Given that distal inputs attenuate strongly on their way to the soma, additional mechanisms may be required for these events to influence axo-somatic synaptic integration and action potential generation. Dendritic spikes provide such a mechanism. Dendritic spikes are regenerative events which, depending on neuron type and dendritic location, can be mediated by voltage-gated Na+ and Ca2+ channels or by NMDARs (Häusser and Mel, 2003; Gulledge et al., 2005; Spruston, 2008). They can be evoked by correlated synaptic input (Williams and Stuart, 2002; Gasparini et al., 2004; Losonczy and Magee, 2006), by bursts of action potentials above a critical frequency (Figure 2A; Larkum et al., 1999a; Williams and Stuart, 2000a), or by coincidence of a distal EPSP with a backpropagating action potential within a narrow time window (Larkum et al., 1999b). As they lead to significant dendritic depolarization they act as an anti-Hebbian mechanism for LTP induction at distal inputs in cortical pyramidal neurons (Golding et al., 2002). Dendritic spikes can occur in isolation (Schiller et al., 1997; Stuart et al., 1997), or can forward-propagate to the soma where they typically elicit a burst of action potentials (Larkum et al., 1999b; Williams and Stuart, 1999), impacting on somatic spike-timing (Gasparini et al., 2004). Both local and global dendritic spikes can influence synaptic plasticity expressed at different dendritic locations (Sjöström et al., 2008).
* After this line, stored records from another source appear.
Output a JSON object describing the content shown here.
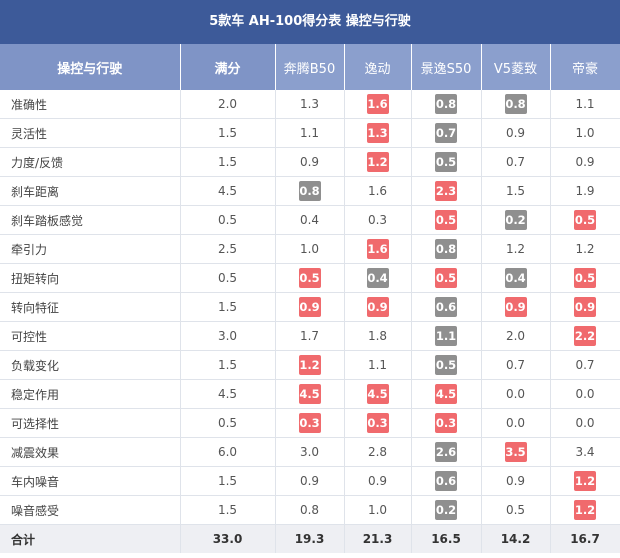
{
  "title": "5款车 AH-100得分表 操控与行驶",
  "colors": {
    "header_bg": "#3d5a99",
    "col_header_bg": "#8b9fcd",
    "best": "#f06a6d",
    "worst": "#8f8f8f",
    "total_row_bg": "#eeeff3"
  },
  "headers": [
    "操控与行驶",
    "满分",
    "奔腾B50",
    "逸动",
    "景逸S50",
    "V5菱致",
    "帝豪"
  ],
  "rows": [
    {
      "name": "准确性",
      "max": "2.0",
      "scores": [
        {
          "v": "1.3",
          "t": ""
        },
        {
          "v": "1.6",
          "t": "red"
        },
        {
          "v": "0.8",
          "t": "gray"
        },
        {
          "v": "0.8",
          "t": "gray"
        },
        {
          "v": "1.1",
          "t": ""
        }
      ]
    },
    {
      "name": "灵活性",
      "max": "1.5",
      "scores": [
        {
          "v": "1.1",
          "t": ""
        },
        {
          "v": "1.3",
          "t": "red"
        },
        {
          "v": "0.7",
          "t": "gray"
        },
        {
          "v": "0.9",
          "t": ""
        },
        {
          "v": "1.0",
          "t": ""
        }
      ]
    },
    {
      "name": "力度/反馈",
      "max": "1.5",
      "scores": [
        {
          "v": "0.9",
          "t": ""
        },
        {
          "v": "1.2",
          "t": "red"
        },
        {
          "v": "0.5",
          "t": "gray"
        },
        {
          "v": "0.7",
          "t": ""
        },
        {
          "v": "0.9",
          "t": ""
        }
      ]
    },
    {
      "name": "刹车距离",
      "max": "4.5",
      "scores": [
        {
          "v": "0.8",
          "t": "gray"
        },
        {
          "v": "1.6",
          "t": ""
        },
        {
          "v": "2.3",
          "t": "red"
        },
        {
          "v": "1.5",
          "t": ""
        },
        {
          "v": "1.9",
          "t": ""
        }
      ]
    },
    {
      "name": "刹车踏板感觉",
      "max": "0.5",
      "scores": [
        {
          "v": "0.4",
          "t": ""
        },
        {
          "v": "0.3",
          "t": ""
        },
        {
          "v": "0.5",
          "t": "red"
        },
        {
          "v": "0.2",
          "t": "gray"
        },
        {
          "v": "0.5",
          "t": "red"
        }
      ]
    },
    {
      "name": "牵引力",
      "max": "2.5",
      "scores": [
        {
          "v": "1.0",
          "t": ""
        },
        {
          "v": "1.6",
          "t": "red"
        },
        {
          "v": "0.8",
          "t": "gray"
        },
        {
          "v": "1.2",
          "t": ""
        },
        {
          "v": "1.2",
          "t": ""
        }
      ]
    },
    {
      "name": "扭矩转向",
      "max": "0.5",
      "scores": [
        {
          "v": "0.5",
          "t": "red"
        },
        {
          "v": "0.4",
          "t": "gray"
        },
        {
          "v": "0.5",
          "t": "red"
        },
        {
          "v": "0.4",
          "t": "gray"
        },
        {
          "v": "0.5",
          "t": "red"
        }
      ]
    },
    {
      "name": "转向特征",
      "max": "1.5",
      "scores": [
        {
          "v": "0.9",
          "t": "red"
        },
        {
          "v": "0.9",
          "t": "red"
        },
        {
          "v": "0.6",
          "t": "gray"
        },
        {
          "v": "0.9",
          "t": "red"
        },
        {
          "v": "0.9",
          "t": "red"
        }
      ]
    },
    {
      "name": "可控性",
      "max": "3.0",
      "scores": [
        {
          "v": "1.7",
          "t": ""
        },
        {
          "v": "1.8",
          "t": ""
        },
        {
          "v": "1.1",
          "t": "gray"
        },
        {
          "v": "2.0",
          "t": ""
        },
        {
          "v": "2.2",
          "t": "red"
        }
      ]
    },
    {
      "name": "负载变化",
      "max": "1.5",
      "scores": [
        {
          "v": "1.2",
          "t": "red"
        },
        {
          "v": "1.1",
          "t": ""
        },
        {
          "v": "0.5",
          "t": "gray"
        },
        {
          "v": "0.7",
          "t": ""
        },
        {
          "v": "0.7",
          "t": ""
        }
      ]
    },
    {
      "name": "稳定作用",
      "max": "4.5",
      "scores": [
        {
          "v": "4.5",
          "t": "red"
        },
        {
          "v": "4.5",
          "t": "red"
        },
        {
          "v": "4.5",
          "t": "red"
        },
        {
          "v": "0.0",
          "t": ""
        },
        {
          "v": "0.0",
          "t": ""
        }
      ]
    },
    {
      "name": "可选择性",
      "max": "0.5",
      "scores": [
        {
          "v": "0.3",
          "t": "red"
        },
        {
          "v": "0.3",
          "t": "red"
        },
        {
          "v": "0.3",
          "t": "red"
        },
        {
          "v": "0.0",
          "t": ""
        },
        {
          "v": "0.0",
          "t": ""
        }
      ]
    },
    {
      "name": "减震效果",
      "max": "6.0",
      "scores": [
        {
          "v": "3.0",
          "t": ""
        },
        {
          "v": "2.8",
          "t": ""
        },
        {
          "v": "2.6",
          "t": "gray"
        },
        {
          "v": "3.5",
          "t": "red"
        },
        {
          "v": "3.4",
          "t": ""
        }
      ]
    },
    {
      "name": "车内噪音",
      "max": "1.5",
      "scores": [
        {
          "v": "0.9",
          "t": ""
        },
        {
          "v": "0.9",
          "t": ""
        },
        {
          "v": "0.6",
          "t": "gray"
        },
        {
          "v": "0.9",
          "t": ""
        },
        {
          "v": "1.2",
          "t": "red"
        }
      ]
    },
    {
      "name": "噪音感受",
      "max": "1.5",
      "scores": [
        {
          "v": "0.8",
          "t": ""
        },
        {
          "v": "1.0",
          "t": ""
        },
        {
          "v": "0.2",
          "t": "gray"
        },
        {
          "v": "0.5",
          "t": ""
        },
        {
          "v": "1.2",
          "t": "red"
        }
      ]
    }
  ],
  "total": {
    "name": "合计",
    "max": "33.0",
    "scores": [
      "19.3",
      "21.3",
      "16.5",
      "14.2",
      "16.7"
    ]
  }
}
NMDA Receptor Activation and STDP
At cortical layer 2/3 and layer 5 synapses, STDP at all dendritic locations requires activation of NMDARs, as synaptic modifications are prevented by application of the selective NMDAR antagonist APV (Froemke et al., 2005; Kampa et al., 2006; Letzkus et al., 2006). Furthermore, pairing action potentials with EPSPs has been shown to increase NMDAR activation. Block of NMDAR-mediated EPSPs by the activity-dependent NMDAR antagonist MK-801 was significantly greater when NMDAR EPSPs were paired with high-frequency (200 Hz) action potential bursts compared to NMDAR EPSPs evoked on their own (Figure 3A; Kampa et al., 2006). This activation of NMDARs by action potential bursts had similar timing requirements as STDP (Figure 3A), suggesting an important role of backpropagating action potentials and action potential bursts in enhancing NMDAR activation during STDP induction.
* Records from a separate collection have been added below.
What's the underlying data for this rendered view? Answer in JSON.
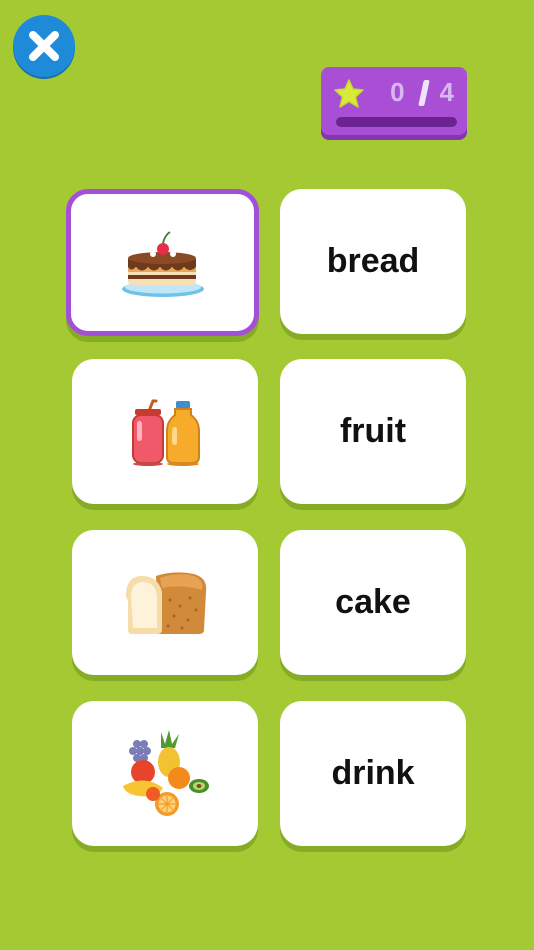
{
  "score": {
    "current": "0",
    "total": "4",
    "progress": 0,
    "icon": "star-icon"
  },
  "close_button": {
    "icon": "close-icon",
    "color": "#1f8ad8"
  },
  "colors": {
    "background": "#a5c932",
    "accent": "#a84fd6",
    "selected_border": "#a44fd8"
  },
  "picture_cards": [
    {
      "icon": "cake-icon",
      "selected": true
    },
    {
      "icon": "drinks-icon",
      "selected": false
    },
    {
      "icon": "bread-icon",
      "selected": false
    },
    {
      "icon": "fruit-icon",
      "selected": false
    }
  ],
  "word_cards": [
    {
      "word": "bread"
    },
    {
      "word": "fruit"
    },
    {
      "word": "cake"
    },
    {
      "word": "drink"
    }
  ]
}
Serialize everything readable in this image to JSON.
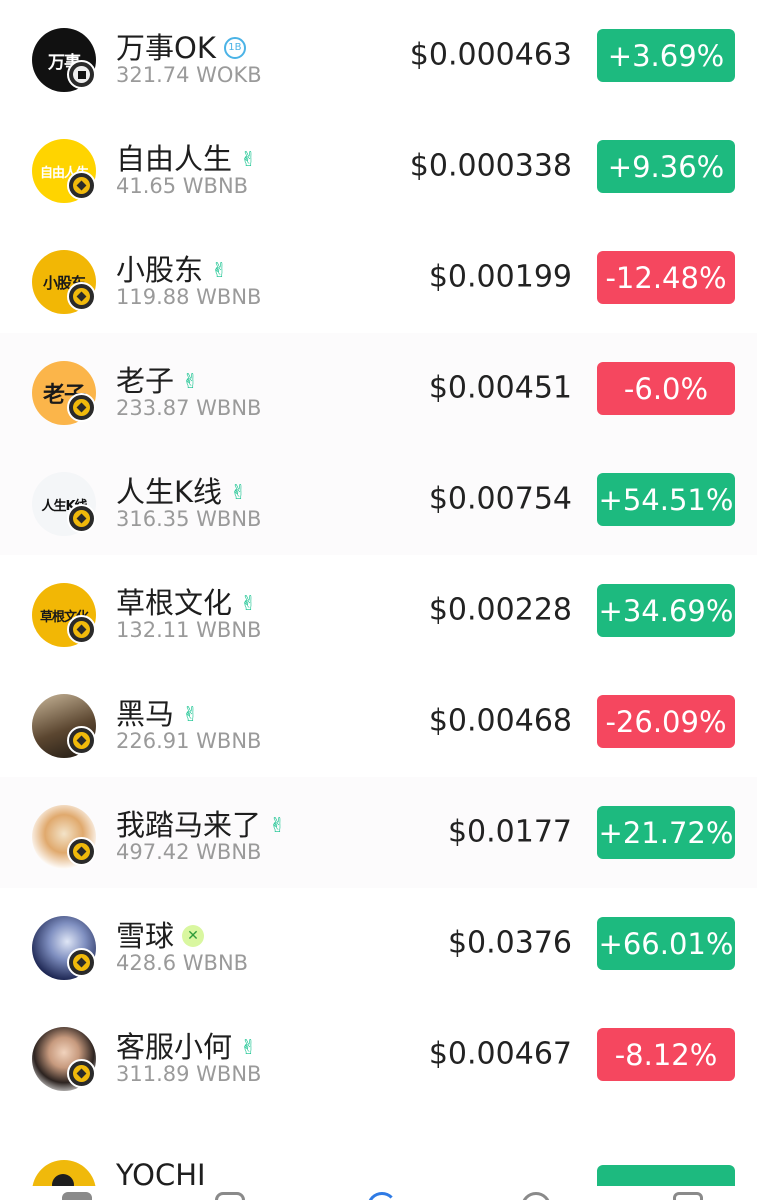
{
  "colors": {
    "up": "#1dba7f",
    "down": "#f5475f",
    "chain_bnb": "#f0b90b",
    "secondary_text": "#9a9a9a"
  },
  "tokens": [
    {
      "name": "万事OK",
      "avatar_text": "万事",
      "badge": "verified-icon",
      "chain": "okb",
      "liquidity": "321.74 WOKB",
      "price": "$0.000463",
      "change": "+3.69%",
      "direction": "up"
    },
    {
      "name": "自由人生",
      "avatar_text": "自由人生",
      "badge": "hand-icon",
      "chain": "bnb",
      "liquidity": "41.65 WBNB",
      "price": "$0.000338",
      "change": "+9.36%",
      "direction": "up"
    },
    {
      "name": "小股东",
      "avatar_text": "小股东",
      "badge": "hand-icon",
      "chain": "bnb",
      "liquidity": "119.88 WBNB",
      "price": "$0.00199",
      "change": "-12.48%",
      "direction": "down"
    },
    {
      "name": "老子",
      "avatar_text": "老子",
      "badge": "hand-icon",
      "chain": "bnb",
      "liquidity": "233.87 WBNB",
      "price": "$0.00451",
      "change": "-6.0%",
      "direction": "down"
    },
    {
      "name": "人生K线",
      "avatar_text": "人生K线",
      "badge": "hand-icon",
      "chain": "bnb",
      "liquidity": "316.35 WBNB",
      "price": "$0.00754",
      "change": "+54.51%",
      "direction": "up"
    },
    {
      "name": "草根文化",
      "avatar_text": "草根文化",
      "badge": "hand-icon",
      "chain": "bnb",
      "liquidity": "132.11 WBNB",
      "price": "$0.00228",
      "change": "+34.69%",
      "direction": "up"
    },
    {
      "name": "黑马",
      "avatar_text": "",
      "badge": "hand-icon",
      "chain": "bnb",
      "liquidity": "226.91 WBNB",
      "price": "$0.00468",
      "change": "-26.09%",
      "direction": "down"
    },
    {
      "name": "我踏马来了",
      "avatar_text": "",
      "badge": "hand-icon",
      "chain": "bnb",
      "liquidity": "497.42 WBNB",
      "price": "$0.0177",
      "change": "+21.72%",
      "direction": "up"
    },
    {
      "name": "雪球",
      "avatar_text": "",
      "badge": "x-icon",
      "chain": "bnb",
      "liquidity": "428.6 WBNB",
      "price": "$0.0376",
      "change": "+66.01%",
      "direction": "up"
    },
    {
      "name": "客服小何",
      "avatar_text": "",
      "badge": "hand-icon",
      "chain": "bnb",
      "liquidity": "311.89 WBNB",
      "price": "$0.00467",
      "change": "-8.12%",
      "direction": "down"
    }
  ],
  "partial_token": {
    "name": "YOCHI",
    "direction": "up"
  }
}
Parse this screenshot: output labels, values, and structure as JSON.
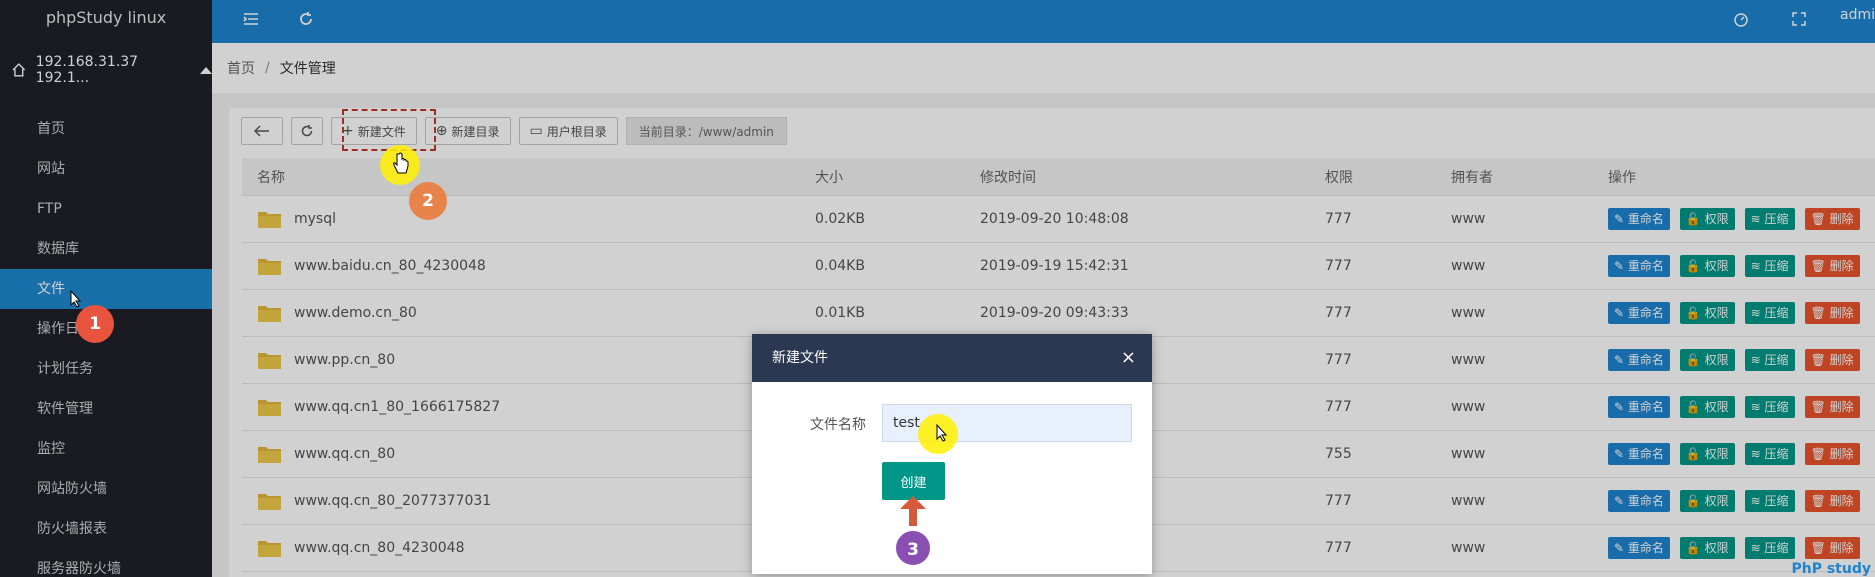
{
  "app": {
    "title": "phpStudy linux",
    "user": "admi"
  },
  "server": {
    "ip": "192.168.31.37 192.1..."
  },
  "nav": {
    "items": [
      {
        "label": "首页"
      },
      {
        "label": "网站"
      },
      {
        "label": "FTP"
      },
      {
        "label": "数据库"
      },
      {
        "label": "文件",
        "active": true
      },
      {
        "label": "操作日"
      },
      {
        "label": "计划任务"
      },
      {
        "label": "软件管理"
      },
      {
        "label": "监控"
      },
      {
        "label": "网站防火墙"
      },
      {
        "label": "防火墙报表"
      },
      {
        "label": "服务器防火墙"
      }
    ]
  },
  "breadcrumb": {
    "home": "首页",
    "sep": "/",
    "current": "文件管理"
  },
  "toolbar": {
    "new_file": "新建文件",
    "new_dir": "新建目录",
    "user_root": "用户根目录",
    "current_dir": "当前目录：/www/admin"
  },
  "table": {
    "headers": [
      "名称",
      "大小",
      "修改时间",
      "权限",
      "拥有者",
      "操作"
    ],
    "rows": [
      {
        "name": "mysql",
        "size": "0.02KB",
        "time": "2019-09-20 10:48:08",
        "perm": "777",
        "owner": "www"
      },
      {
        "name": "www.baidu.cn_80_4230048",
        "size": "0.04KB",
        "time": "2019-09-19 15:42:31",
        "perm": "777",
        "owner": "www"
      },
      {
        "name": "www.demo.cn_80",
        "size": "0.01KB",
        "time": "2019-09-20 09:43:33",
        "perm": "777",
        "owner": "www"
      },
      {
        "name": "www.pp.cn_80",
        "size": "",
        "time": "",
        "perm": "777",
        "owner": "www"
      },
      {
        "name": "www.qq.cn1_80_1666175827",
        "size": "",
        "time": "",
        "perm": "777",
        "owner": "www"
      },
      {
        "name": "www.qq.cn_80",
        "size": "",
        "time": "",
        "perm": "755",
        "owner": "www"
      },
      {
        "name": "www.qq.cn_80_2077377031",
        "size": "",
        "time": "",
        "perm": "777",
        "owner": "www"
      },
      {
        "name": "www.qq.cn_80_4230048",
        "size": "",
        "time": "",
        "perm": "777",
        "owner": "www"
      }
    ],
    "ops": {
      "rename": "重命名",
      "perm": "权限",
      "compress": "压缩",
      "delete": "删除"
    }
  },
  "dialog": {
    "title": "新建文件",
    "close": "×",
    "label": "文件名称",
    "value": "test",
    "create": "创建"
  },
  "annotations": {
    "step1": "1",
    "step2": "2",
    "step3": "3"
  },
  "watermark": "PhP study",
  "colors": {
    "header": "#1e84d0",
    "sidebar": "#20222a",
    "active": "#1e88d0",
    "dialog_head": "#2b3852",
    "create_btn": "#009688"
  }
}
Figure 3. Spatial determinants and other mechanisms of cortical STDP. (A) NMDAR activation during pairing of EPSPs and action potentials in layer 5 neurons. Degree of NMDAR activation was measured using MK-801, an open channel blocker. MK801 block was defined as: 1 – EPSP(MK801)/EPSP(control). The greater the extent of NMDAR activation, the more channels will be blocked; as a result, the NMDAR component will become smaller over time. Scale bar: 0.5 mV, 20 ms (left). Pairing a presynaptic stimulus with a high-frequency (200 Hz) burst of three action potentials caused significant more NMDAR activation (i.e., a larger reduction in EPSP amplitude in the presence of MK-801) than pairing with single action potentials (center). The timing requirements for NMDAR activation (right) closely matched the STDP learning rule in these neurons. see Kampa et al. (2006) for methodological details. (B) During post → pre pairing in layer 2/3 neurons, NMDAR EPSPs were suppressed by postsynaptic action potentials. Scale bar: 50 or 2 mV, 100 ms (left). The time window for NMDAR EPSP suppression (filled circles) matched the time window for STDP induction at both proximal (center) and distal (right) synaptic locations. AMPA receptor mediated EPSPs seemed to be shunted by action potentials at short pairing intervals, but were otherwise unaffected by pairing (open circles). From Froemke et al. (2005). (C) The NMDAR/Ca2+ model of STDP. In this model, Ca2+ influx through postsynaptic NMDARs determines the degree of long-term synaptic modification. Depolarization from backpropagating action potentials relieves Mg2+ blockade of NMDARs, allowing postsynaptic influx of Ca2+. Lower levels of Ca2+ influx lead to LTD, whereas higher levels induce LTP. Conventional STDP is observed at proximal synapses. At more distal dendritic locations backpropagating action potentials are shorter and wider, increasing the time window of STDP. At the most distal dendritic locations, such as the apical tuft, action potentials interact locally with EPSPs to evoke dendritic Ca2+ spikes that induce anti-Hebbian LTP. (D) Other factors beyond Ca2+ influx through postsynaptic NMDARs also contribute to and control cortical STDP. These mechanisms may modulate postsynaptic excitability and spike generation, presynaptic release of neurotransmitter, or directly affect postsynaptic Ca2+ levels via release of Ca2+ from internal stores.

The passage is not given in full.